The finance minister of Argentinia, who is approaching the end of almost five years in that turbulent office, said here yesterday that he will step down confident that his efforts to implant a free-market economy have taken root.

Jose Alfredo Martinez de Hoz, in Washington for the IMF-World Bank meeting, said he is unable to say who his successor will be when the current military government leaves office in April.

"But the important thing is that Argentina has accepted the principle that retaining something moderately good is better than trying to get something perfect."

As the architect of a financial policy that has taken 4 1/2 years to bring inflation down to an annual rate of 88 percent -- from the high 300s -- Martinez de Hoz speaks with poignant experience. In the 30 years before he took office, the minister pointed out during an interview, there were 30 finance ministers, none lasting more than two years.

"Not many Argentines thought we would last five years. But we have learned from our past mistakes," he said. It has not been tranquil. Martinez de Hoz, as the one civilian in a major ministry of the military government that seized power in 1976, early on because the one permissible open target for scathing public criticism.

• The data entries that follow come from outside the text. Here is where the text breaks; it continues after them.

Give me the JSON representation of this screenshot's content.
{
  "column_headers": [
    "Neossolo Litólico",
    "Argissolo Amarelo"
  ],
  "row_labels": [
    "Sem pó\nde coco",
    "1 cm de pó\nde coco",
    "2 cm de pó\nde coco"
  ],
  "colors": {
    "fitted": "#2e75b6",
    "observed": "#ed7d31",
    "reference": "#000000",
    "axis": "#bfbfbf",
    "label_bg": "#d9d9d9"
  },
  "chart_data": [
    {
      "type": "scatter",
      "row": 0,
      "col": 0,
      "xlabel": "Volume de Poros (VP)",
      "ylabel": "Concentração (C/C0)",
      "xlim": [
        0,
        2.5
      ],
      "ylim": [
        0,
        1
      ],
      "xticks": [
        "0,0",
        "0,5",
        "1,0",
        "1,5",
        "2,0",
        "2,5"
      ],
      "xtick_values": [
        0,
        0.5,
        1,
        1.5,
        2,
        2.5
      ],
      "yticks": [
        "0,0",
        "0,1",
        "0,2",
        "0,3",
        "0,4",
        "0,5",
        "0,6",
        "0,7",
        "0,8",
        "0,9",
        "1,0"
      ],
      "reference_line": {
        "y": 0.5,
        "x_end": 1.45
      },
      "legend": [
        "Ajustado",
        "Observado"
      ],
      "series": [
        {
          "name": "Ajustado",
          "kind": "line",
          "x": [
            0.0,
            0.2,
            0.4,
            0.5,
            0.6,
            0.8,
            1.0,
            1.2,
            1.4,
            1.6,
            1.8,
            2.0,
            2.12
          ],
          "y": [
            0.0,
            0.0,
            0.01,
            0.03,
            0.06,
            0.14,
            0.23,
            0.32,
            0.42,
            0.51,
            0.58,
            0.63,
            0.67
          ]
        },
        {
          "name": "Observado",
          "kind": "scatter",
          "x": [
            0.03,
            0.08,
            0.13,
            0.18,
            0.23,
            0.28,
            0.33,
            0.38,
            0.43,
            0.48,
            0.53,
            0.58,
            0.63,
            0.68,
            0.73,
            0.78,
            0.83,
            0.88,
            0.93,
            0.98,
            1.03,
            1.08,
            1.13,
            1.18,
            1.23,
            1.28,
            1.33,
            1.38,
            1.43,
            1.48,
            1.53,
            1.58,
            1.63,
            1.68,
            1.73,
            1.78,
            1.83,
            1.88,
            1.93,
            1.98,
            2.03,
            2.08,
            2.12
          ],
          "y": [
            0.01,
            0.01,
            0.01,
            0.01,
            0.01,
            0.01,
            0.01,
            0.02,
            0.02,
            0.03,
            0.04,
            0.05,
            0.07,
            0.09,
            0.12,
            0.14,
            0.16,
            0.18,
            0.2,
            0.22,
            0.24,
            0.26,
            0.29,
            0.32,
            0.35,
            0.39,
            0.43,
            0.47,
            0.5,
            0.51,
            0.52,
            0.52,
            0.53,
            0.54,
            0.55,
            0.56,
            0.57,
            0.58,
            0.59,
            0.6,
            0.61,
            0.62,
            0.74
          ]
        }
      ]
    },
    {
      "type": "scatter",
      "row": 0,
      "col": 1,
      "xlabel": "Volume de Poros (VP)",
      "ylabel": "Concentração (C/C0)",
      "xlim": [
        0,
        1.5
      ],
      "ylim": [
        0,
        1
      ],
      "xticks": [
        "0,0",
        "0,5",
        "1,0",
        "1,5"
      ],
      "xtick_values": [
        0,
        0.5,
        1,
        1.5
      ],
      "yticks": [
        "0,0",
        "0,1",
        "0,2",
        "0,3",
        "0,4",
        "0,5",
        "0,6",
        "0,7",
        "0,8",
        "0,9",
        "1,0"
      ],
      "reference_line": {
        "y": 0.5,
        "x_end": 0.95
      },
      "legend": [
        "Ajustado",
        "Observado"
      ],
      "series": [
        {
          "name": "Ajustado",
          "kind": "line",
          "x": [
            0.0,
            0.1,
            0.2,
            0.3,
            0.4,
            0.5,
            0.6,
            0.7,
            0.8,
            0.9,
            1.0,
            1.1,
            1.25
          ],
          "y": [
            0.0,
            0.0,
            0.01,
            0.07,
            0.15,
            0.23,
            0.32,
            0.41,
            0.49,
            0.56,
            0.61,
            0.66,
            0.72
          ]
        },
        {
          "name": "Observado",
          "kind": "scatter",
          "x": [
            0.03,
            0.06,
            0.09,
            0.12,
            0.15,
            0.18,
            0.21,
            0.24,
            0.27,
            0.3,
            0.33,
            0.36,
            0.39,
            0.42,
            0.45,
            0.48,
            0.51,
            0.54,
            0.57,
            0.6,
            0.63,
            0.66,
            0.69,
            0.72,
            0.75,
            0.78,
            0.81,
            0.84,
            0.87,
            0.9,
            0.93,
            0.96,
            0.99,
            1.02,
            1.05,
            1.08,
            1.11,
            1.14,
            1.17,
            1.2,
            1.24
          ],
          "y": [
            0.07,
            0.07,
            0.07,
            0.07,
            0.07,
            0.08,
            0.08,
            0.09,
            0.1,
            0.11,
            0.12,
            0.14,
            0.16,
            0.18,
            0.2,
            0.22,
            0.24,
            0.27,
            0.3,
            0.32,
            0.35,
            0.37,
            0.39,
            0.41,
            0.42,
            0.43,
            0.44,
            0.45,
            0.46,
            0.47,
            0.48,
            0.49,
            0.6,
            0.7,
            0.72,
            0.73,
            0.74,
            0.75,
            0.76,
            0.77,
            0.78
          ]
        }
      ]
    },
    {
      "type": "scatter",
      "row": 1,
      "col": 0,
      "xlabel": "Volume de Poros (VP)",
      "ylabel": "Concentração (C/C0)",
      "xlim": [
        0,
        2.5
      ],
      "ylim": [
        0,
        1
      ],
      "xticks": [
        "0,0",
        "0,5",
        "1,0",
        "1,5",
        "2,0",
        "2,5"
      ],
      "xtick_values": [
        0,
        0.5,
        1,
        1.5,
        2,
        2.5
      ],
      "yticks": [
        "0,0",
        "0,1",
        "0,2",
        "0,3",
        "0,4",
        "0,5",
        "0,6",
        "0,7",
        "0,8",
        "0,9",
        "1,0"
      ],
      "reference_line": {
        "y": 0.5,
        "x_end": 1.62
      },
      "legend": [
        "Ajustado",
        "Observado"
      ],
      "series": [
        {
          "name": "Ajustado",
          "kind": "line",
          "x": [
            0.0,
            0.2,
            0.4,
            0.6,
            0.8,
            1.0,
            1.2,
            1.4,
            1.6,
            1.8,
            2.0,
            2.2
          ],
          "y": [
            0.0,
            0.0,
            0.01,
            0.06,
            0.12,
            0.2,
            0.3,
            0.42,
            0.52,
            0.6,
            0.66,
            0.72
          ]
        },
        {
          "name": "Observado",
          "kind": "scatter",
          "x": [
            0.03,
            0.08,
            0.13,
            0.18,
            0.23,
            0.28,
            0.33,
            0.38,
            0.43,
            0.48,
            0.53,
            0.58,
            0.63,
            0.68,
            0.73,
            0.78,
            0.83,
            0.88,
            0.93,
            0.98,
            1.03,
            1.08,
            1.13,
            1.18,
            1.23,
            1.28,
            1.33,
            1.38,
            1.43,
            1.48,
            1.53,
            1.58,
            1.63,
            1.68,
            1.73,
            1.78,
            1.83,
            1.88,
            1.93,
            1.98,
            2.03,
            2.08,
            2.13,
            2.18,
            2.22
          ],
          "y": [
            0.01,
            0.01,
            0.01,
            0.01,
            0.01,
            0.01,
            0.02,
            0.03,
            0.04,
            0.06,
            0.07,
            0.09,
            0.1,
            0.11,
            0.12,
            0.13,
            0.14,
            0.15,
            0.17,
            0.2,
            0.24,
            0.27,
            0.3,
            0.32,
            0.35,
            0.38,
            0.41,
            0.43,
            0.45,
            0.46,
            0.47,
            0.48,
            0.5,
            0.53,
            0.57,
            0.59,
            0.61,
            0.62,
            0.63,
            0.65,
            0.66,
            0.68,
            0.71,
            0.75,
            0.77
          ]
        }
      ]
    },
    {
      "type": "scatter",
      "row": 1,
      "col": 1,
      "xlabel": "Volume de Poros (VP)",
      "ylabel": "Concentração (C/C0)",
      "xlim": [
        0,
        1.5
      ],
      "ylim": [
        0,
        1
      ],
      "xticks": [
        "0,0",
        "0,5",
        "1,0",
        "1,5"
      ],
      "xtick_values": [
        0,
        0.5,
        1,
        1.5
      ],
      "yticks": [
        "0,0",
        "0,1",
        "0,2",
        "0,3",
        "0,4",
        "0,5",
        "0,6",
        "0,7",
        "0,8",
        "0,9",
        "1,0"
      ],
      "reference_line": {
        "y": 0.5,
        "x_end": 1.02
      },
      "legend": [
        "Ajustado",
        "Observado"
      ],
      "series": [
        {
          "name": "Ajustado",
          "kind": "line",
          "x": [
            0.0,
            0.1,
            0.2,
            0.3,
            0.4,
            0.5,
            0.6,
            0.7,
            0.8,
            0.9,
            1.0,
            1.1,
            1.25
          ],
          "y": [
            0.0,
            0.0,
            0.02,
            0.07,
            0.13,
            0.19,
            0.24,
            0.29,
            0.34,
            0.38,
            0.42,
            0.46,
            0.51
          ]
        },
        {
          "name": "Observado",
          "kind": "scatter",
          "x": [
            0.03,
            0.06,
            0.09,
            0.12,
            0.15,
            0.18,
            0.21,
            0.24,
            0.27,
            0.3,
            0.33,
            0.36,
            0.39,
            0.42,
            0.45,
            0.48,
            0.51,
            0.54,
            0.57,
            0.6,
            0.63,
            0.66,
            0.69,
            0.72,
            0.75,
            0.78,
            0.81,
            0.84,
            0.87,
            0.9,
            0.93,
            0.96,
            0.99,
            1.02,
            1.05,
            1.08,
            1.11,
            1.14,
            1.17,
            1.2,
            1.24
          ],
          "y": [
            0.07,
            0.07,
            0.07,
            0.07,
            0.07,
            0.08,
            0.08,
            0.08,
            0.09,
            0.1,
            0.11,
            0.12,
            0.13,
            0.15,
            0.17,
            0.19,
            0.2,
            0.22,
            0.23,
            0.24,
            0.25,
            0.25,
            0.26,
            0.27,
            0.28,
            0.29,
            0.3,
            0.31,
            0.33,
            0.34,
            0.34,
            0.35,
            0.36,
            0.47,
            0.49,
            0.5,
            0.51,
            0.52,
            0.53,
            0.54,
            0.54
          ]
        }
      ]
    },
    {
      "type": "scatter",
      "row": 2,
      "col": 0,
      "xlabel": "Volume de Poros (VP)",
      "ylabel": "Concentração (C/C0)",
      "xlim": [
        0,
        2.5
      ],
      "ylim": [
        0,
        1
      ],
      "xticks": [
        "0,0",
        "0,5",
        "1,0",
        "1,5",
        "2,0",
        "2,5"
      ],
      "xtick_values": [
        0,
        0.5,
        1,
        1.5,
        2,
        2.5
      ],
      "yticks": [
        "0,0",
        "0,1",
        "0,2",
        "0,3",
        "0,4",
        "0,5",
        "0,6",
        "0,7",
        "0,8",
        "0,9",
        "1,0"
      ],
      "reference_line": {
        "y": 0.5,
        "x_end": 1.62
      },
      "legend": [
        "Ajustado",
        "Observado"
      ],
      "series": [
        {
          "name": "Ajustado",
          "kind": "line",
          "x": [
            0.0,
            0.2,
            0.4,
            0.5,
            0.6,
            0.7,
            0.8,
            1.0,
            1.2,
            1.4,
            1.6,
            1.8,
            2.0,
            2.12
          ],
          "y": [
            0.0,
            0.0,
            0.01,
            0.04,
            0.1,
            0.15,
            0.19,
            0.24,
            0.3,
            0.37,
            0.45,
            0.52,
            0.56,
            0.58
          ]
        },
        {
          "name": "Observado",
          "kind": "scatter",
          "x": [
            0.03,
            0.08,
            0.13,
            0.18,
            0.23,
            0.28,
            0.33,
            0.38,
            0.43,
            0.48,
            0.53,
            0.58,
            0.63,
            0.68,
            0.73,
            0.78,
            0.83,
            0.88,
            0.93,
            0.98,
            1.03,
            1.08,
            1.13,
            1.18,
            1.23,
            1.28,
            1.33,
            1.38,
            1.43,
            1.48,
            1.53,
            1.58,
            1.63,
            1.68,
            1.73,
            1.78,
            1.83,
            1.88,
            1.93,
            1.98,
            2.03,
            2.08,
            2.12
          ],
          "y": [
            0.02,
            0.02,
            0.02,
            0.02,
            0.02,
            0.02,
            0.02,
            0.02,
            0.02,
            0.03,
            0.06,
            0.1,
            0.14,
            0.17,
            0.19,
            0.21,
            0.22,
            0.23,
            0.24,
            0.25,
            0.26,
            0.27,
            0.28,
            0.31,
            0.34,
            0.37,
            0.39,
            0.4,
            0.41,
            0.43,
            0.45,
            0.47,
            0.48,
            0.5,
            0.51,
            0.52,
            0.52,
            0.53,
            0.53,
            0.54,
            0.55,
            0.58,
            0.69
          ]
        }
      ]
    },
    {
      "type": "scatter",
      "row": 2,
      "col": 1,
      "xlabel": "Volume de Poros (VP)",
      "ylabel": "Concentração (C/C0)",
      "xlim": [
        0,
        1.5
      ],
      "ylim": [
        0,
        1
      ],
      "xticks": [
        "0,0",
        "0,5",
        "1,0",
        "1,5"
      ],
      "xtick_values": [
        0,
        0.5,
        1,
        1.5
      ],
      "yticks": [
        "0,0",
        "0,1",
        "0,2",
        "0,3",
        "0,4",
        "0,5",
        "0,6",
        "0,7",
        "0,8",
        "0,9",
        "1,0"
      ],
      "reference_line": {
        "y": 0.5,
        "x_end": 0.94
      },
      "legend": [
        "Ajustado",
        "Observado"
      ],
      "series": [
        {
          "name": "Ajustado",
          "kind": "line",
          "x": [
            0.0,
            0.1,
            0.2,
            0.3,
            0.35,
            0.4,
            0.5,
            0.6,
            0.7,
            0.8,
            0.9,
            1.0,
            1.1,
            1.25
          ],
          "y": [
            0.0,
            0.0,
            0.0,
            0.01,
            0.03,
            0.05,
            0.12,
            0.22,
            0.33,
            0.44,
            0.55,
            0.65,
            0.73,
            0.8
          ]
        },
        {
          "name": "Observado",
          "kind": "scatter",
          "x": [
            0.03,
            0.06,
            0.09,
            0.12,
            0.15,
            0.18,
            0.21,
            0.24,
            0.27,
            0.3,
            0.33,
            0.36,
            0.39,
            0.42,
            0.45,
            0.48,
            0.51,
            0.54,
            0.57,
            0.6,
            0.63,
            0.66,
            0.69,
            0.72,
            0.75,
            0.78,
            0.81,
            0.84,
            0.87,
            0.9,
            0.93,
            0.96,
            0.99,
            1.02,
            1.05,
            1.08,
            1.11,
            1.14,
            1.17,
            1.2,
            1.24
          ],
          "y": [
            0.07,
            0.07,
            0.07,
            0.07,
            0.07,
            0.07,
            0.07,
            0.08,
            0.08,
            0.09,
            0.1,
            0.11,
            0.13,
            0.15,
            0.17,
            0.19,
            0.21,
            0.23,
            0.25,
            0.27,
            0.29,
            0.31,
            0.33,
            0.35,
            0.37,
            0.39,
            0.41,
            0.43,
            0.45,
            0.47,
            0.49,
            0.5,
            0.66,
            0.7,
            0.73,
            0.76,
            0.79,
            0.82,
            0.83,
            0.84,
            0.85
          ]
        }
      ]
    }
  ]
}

Even though the military has established machinery for succession to another general in the presidency, the ruling junta of armed forces commanders still are disputing which it will be. And according to reports from Buenos Aires, the Navy's opposition to the free-market approach of Martinez de Hoz is a factor in the dispute.

Martinez de Hoz denied this, declaring that "the armed forces have approved the main policy guidelines" he laid down, incorporating them in the military's five-year plan to take effect as he departs in April.

Those guidelines have included a drastic reorientation from a state-planned to a free-enterprise economy, lowering of trade barriers and reduction of subsidies that used to permeate the society.

Among the "moderately good" results he proclaimed is reduction of inflation so that, while still high, "the trend is right." While the state formerly generated 40 percent of the gross domestic product, it now is responsible for 35 percent, and again he feels a trend has been established.

Asked how he responds to questions at meetings such as the current one about his country's notorious human rights record, Martinez de Hoz declared, "This time, no one has asked me." He acknowledged some heavy grilling in the past, although "not by finance ministers, who only discuss finances." He then offered an extensive argument that for the most part the "disappeared" in Argentina, estimated at more than 5,000, were active adversaries in an undeclared war.

Obviously pleased, though, that the question was not arising at the IMF-Bank sessions, he suggested that on the rights issue, as with the economy, Argentina has turned the corner.